Let the rolled cake cool completely while rolled, at least 1 hour.
Make the filling: in the bowl of an electric mixer fitted with the whisk attachment, beat 1 cup heavy whipping cream on medium-high speed. Gradually add 4 tablespoons powdered sugar, about 1 tablespoon at a time, until the cream begins to hold soft peaks.
Add 1/2 teaspoon peppermint extract to the whipped cream, taste, and if desired add up to 1/4 teaspoon more (total up to 3/4 teaspoon) to reach your preferred mint intensity. Add 6 drops green food coloring and whisk briefly to combine.
Fold 1/3 cup mini chocolate chips or Andes Baking Chips into the green whipped cream filling.
Carefully unroll the cooled cake and peel off the towel.
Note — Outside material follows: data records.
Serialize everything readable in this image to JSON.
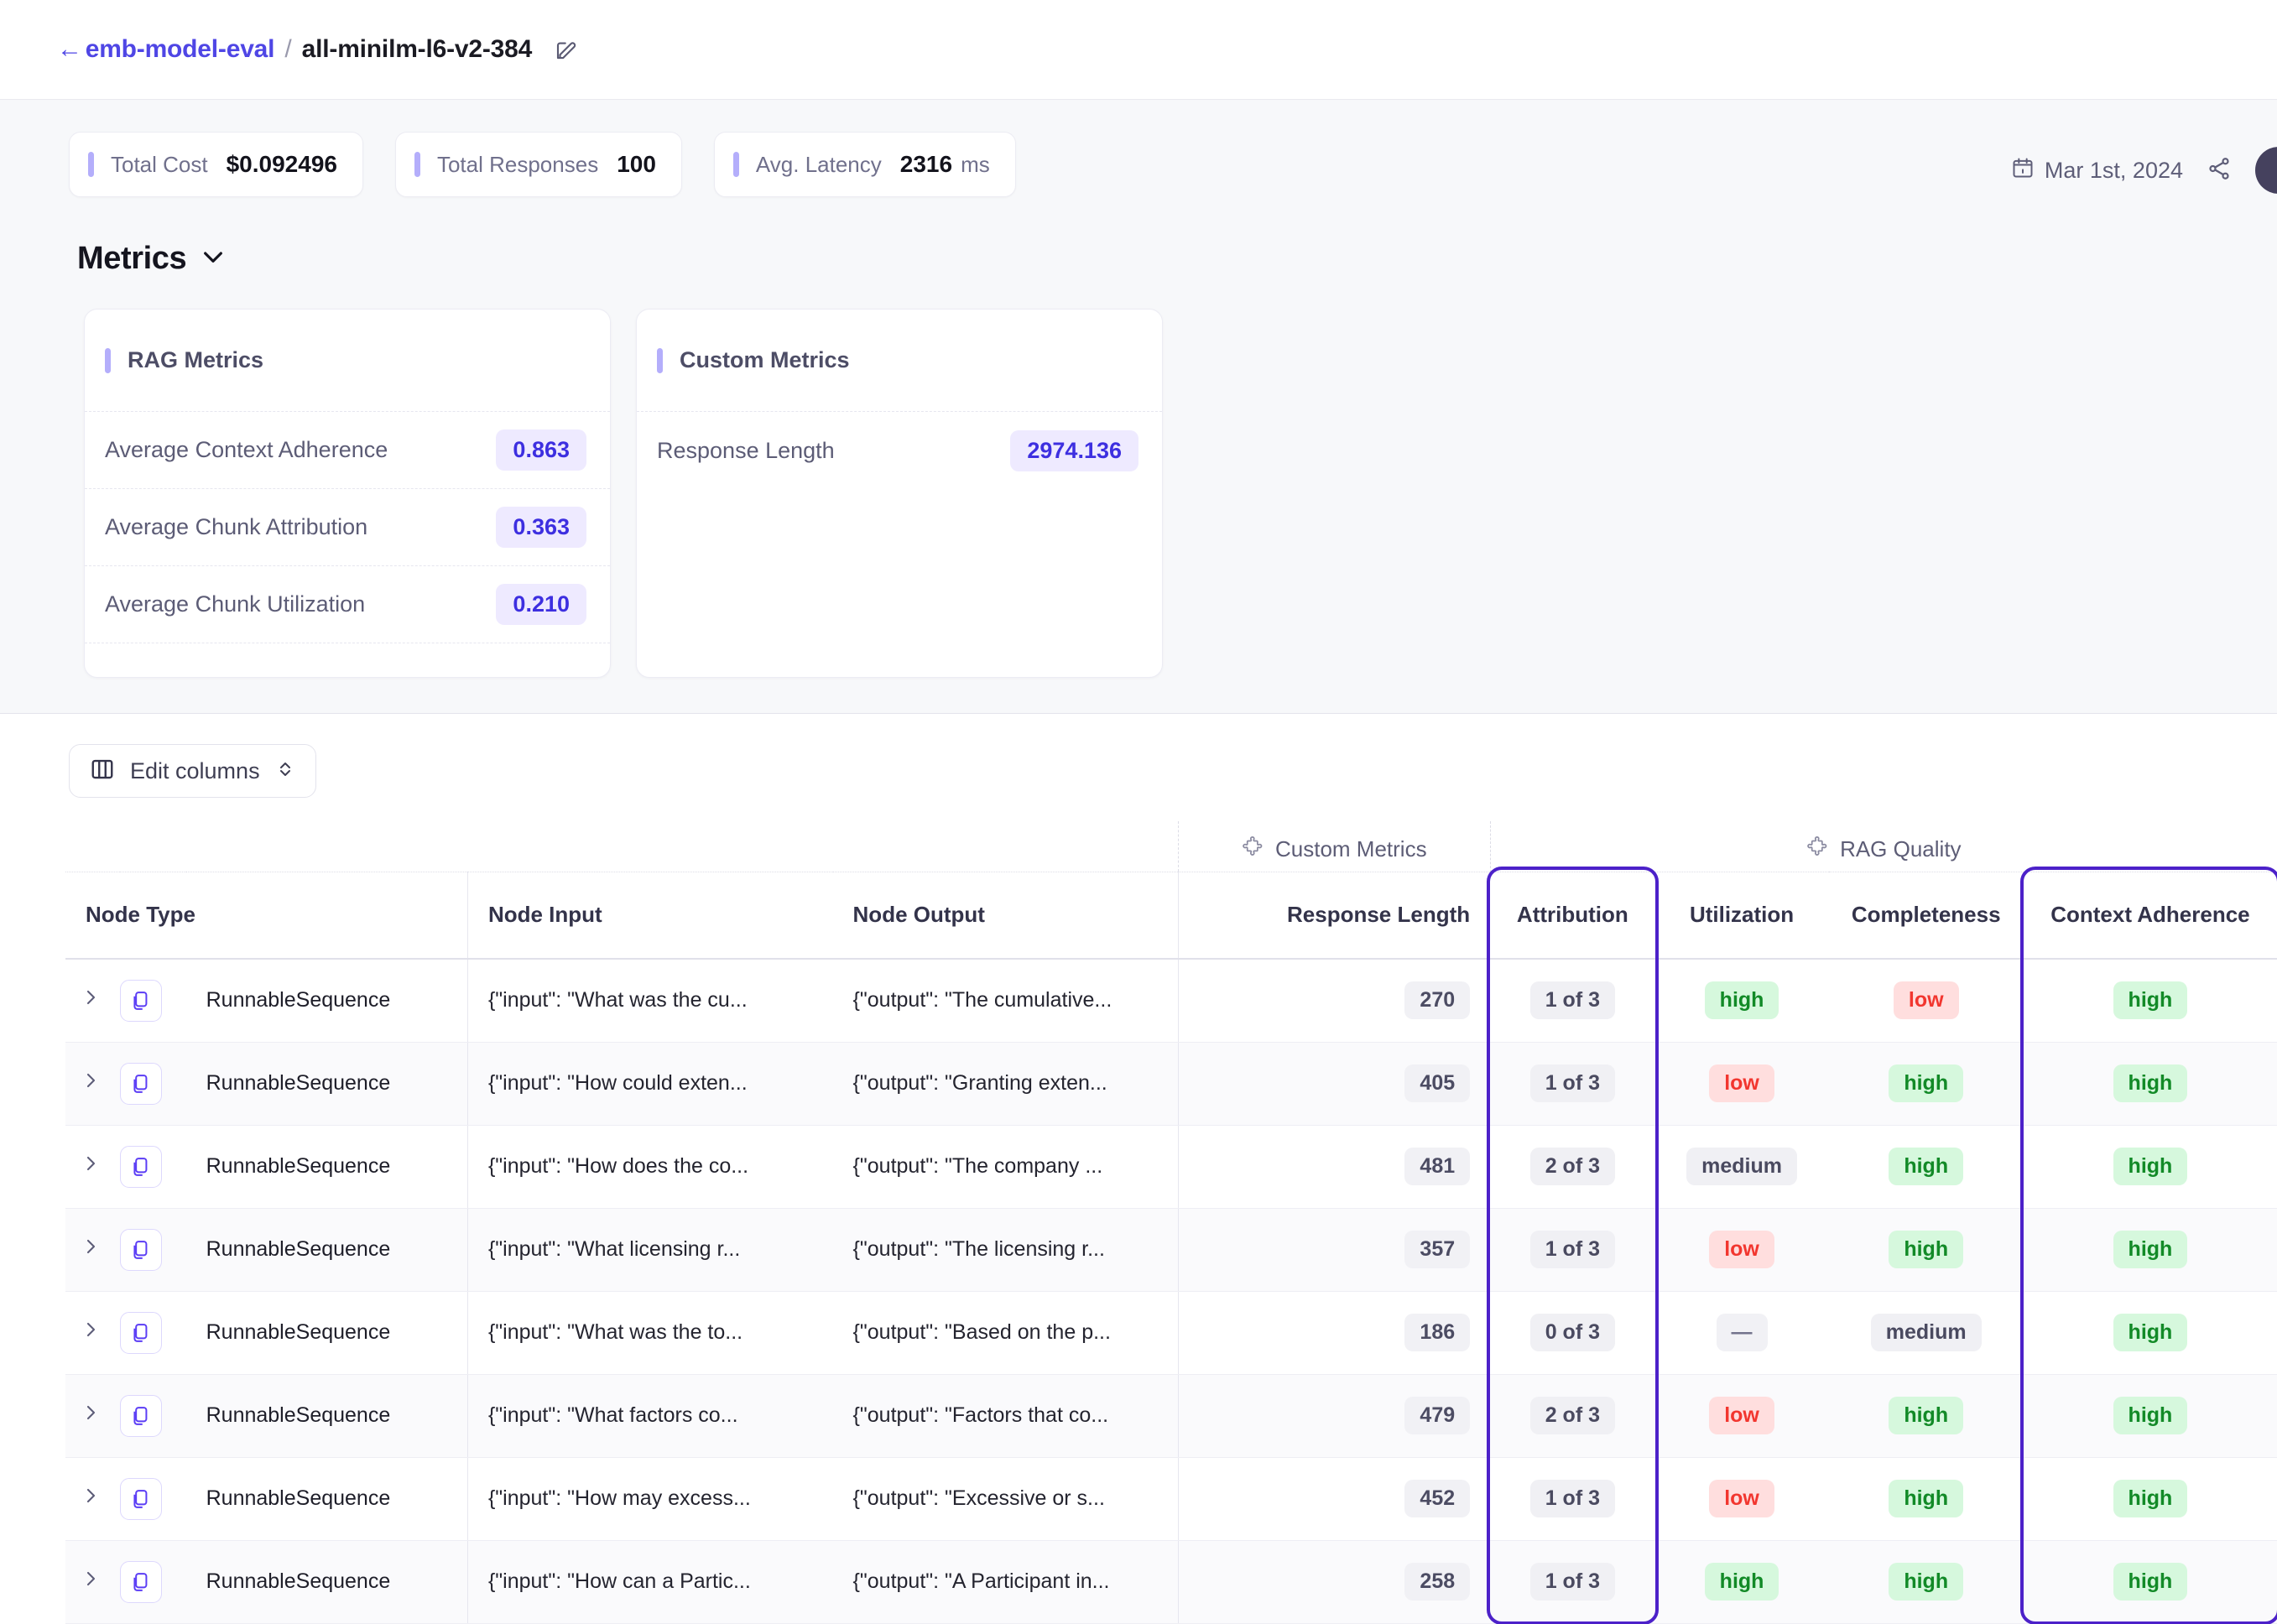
{
  "breadcrumb": {
    "back_arrow": "←",
    "parent": "emb-model-eval",
    "separator": "/",
    "current": "all-minilm-l6-v2-384",
    "edit_icon": "edit-icon"
  },
  "stats": [
    {
      "label": "Total Cost",
      "value": "$0.092496",
      "unit": ""
    },
    {
      "label": "Total Responses",
      "value": "100",
      "unit": ""
    },
    {
      "label": "Avg. Latency",
      "value": "2316",
      "unit": "ms"
    }
  ],
  "meta": {
    "date": "Mar 1st, 2024",
    "calendar_icon": "calendar-icon",
    "share_icon": "share-nodes-icon",
    "avatar": "user-avatar"
  },
  "metrics_section": {
    "title": "Metrics",
    "chevron": "chevron-down-icon",
    "cards": [
      {
        "title": "RAG Metrics",
        "rows": [
          {
            "label": "Average Context Adherence",
            "value": "0.863"
          },
          {
            "label": "Average Chunk Attribution",
            "value": "0.363"
          },
          {
            "label": "Average Chunk Utilization",
            "value": "0.210"
          }
        ]
      },
      {
        "title": "Custom Metrics",
        "rows": [
          {
            "label": "Response Length",
            "value": "2974.136"
          }
        ]
      }
    ]
  },
  "toolbar": {
    "edit_columns_label": "Edit columns",
    "columns_icon": "columns-icon",
    "sort_icon": "chevron-up-down-icon"
  },
  "table": {
    "groups": [
      {
        "label": "Custom Metrics",
        "icon": "puzzle-piece-icon"
      },
      {
        "label": "RAG Quality",
        "icon": "puzzle-piece-icon"
      }
    ],
    "columns": [
      "Node Type",
      "Node Input",
      "Node Output",
      "Response Length",
      "Attribution",
      "Utilization",
      "Completeness",
      "Context Adherence"
    ],
    "expand_icon": "chevron-right-icon",
    "node_icon": "copy-node-icon",
    "rows": [
      {
        "node_type": "RunnableSequence",
        "node_input": "{\"input\": \"What was the cu...",
        "node_output": "{\"output\": \"The cumulative...",
        "response_length": "270",
        "attribution": "1 of 3",
        "utilization": "high",
        "utilization_kind": "high",
        "completeness": "low",
        "completeness_kind": "low",
        "context_adherence": "high",
        "context_adherence_kind": "high"
      },
      {
        "node_type": "RunnableSequence",
        "node_input": "{\"input\": \"How could exten...",
        "node_output": "{\"output\": \"Granting exten...",
        "response_length": "405",
        "attribution": "1 of 3",
        "utilization": "low",
        "utilization_kind": "low",
        "completeness": "high",
        "completeness_kind": "high",
        "context_adherence": "high",
        "context_adherence_kind": "high"
      },
      {
        "node_type": "RunnableSequence",
        "node_input": "{\"input\": \"How does the co...",
        "node_output": "{\"output\": \"The company ...",
        "response_length": "481",
        "attribution": "2 of 3",
        "utilization": "medium",
        "utilization_kind": "medium",
        "completeness": "high",
        "completeness_kind": "high",
        "context_adherence": "high",
        "context_adherence_kind": "high"
      },
      {
        "node_type": "RunnableSequence",
        "node_input": "{\"input\": \"What licensing r...",
        "node_output": "{\"output\": \"The licensing r...",
        "response_length": "357",
        "attribution": "1 of 3",
        "utilization": "low",
        "utilization_kind": "low",
        "completeness": "high",
        "completeness_kind": "high",
        "context_adherence": "high",
        "context_adherence_kind": "high"
      },
      {
        "node_type": "RunnableSequence",
        "node_input": "{\"input\": \"What was the to...",
        "node_output": "{\"output\": \"Based on the p...",
        "response_length": "186",
        "attribution": "0 of 3",
        "utilization": "—",
        "utilization_kind": "dash",
        "completeness": "medium",
        "completeness_kind": "medium",
        "context_adherence": "high",
        "context_adherence_kind": "high"
      },
      {
        "node_type": "RunnableSequence",
        "node_input": "{\"input\": \"What factors co...",
        "node_output": "{\"output\": \"Factors that co...",
        "response_length": "479",
        "attribution": "2 of 3",
        "utilization": "low",
        "utilization_kind": "low",
        "completeness": "high",
        "completeness_kind": "high",
        "context_adherence": "high",
        "context_adherence_kind": "high"
      },
      {
        "node_type": "RunnableSequence",
        "node_input": "{\"input\": \"How may excess...",
        "node_output": "{\"output\": \"Excessive or s...",
        "response_length": "452",
        "attribution": "1 of 3",
        "utilization": "low",
        "utilization_kind": "low",
        "completeness": "high",
        "completeness_kind": "high",
        "context_adherence": "high",
        "context_adherence_kind": "high"
      },
      {
        "node_type": "RunnableSequence",
        "node_input": "{\"input\": \"How can a Partic...",
        "node_output": "{\"output\": \"A Participant in...",
        "response_length": "258",
        "attribution": "1 of 3",
        "utilization": "high",
        "utilization_kind": "high",
        "completeness": "high",
        "completeness_kind": "high",
        "context_adherence": "high",
        "context_adherence_kind": "high"
      }
    ]
  },
  "colors": {
    "accent": "#4f46e5",
    "highlight_outline": "#4c21c9",
    "tick": "#b4aefb",
    "pill_value": "#3d2fe0",
    "high": "#128a27",
    "low": "#f2362f"
  }
}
Spread the filling evenly over the cake, leaving a 1-inch border free of filling at both short ends.
Sprinkle the filling with additional mini chocolate chips if desired, then re-roll the cake (without the towel) tightly but gently. Wrap the rolled cake in plastic wrap and chill at least 1 hour to set.
Place the chilled cake roll on a wire rack set over a cookie sheet or tray. Remove plastic wrap. Pour the chilled ganache evenly over the cake, making sure to cover the top and sides.
Sprinkle 1/4 cup mini chocolate chips or Andes Baking Chips over the ganache for garnish.
Chill the frosted cake for at least 1 hour before serving. Store leftovers loosely covered in the refrigerator.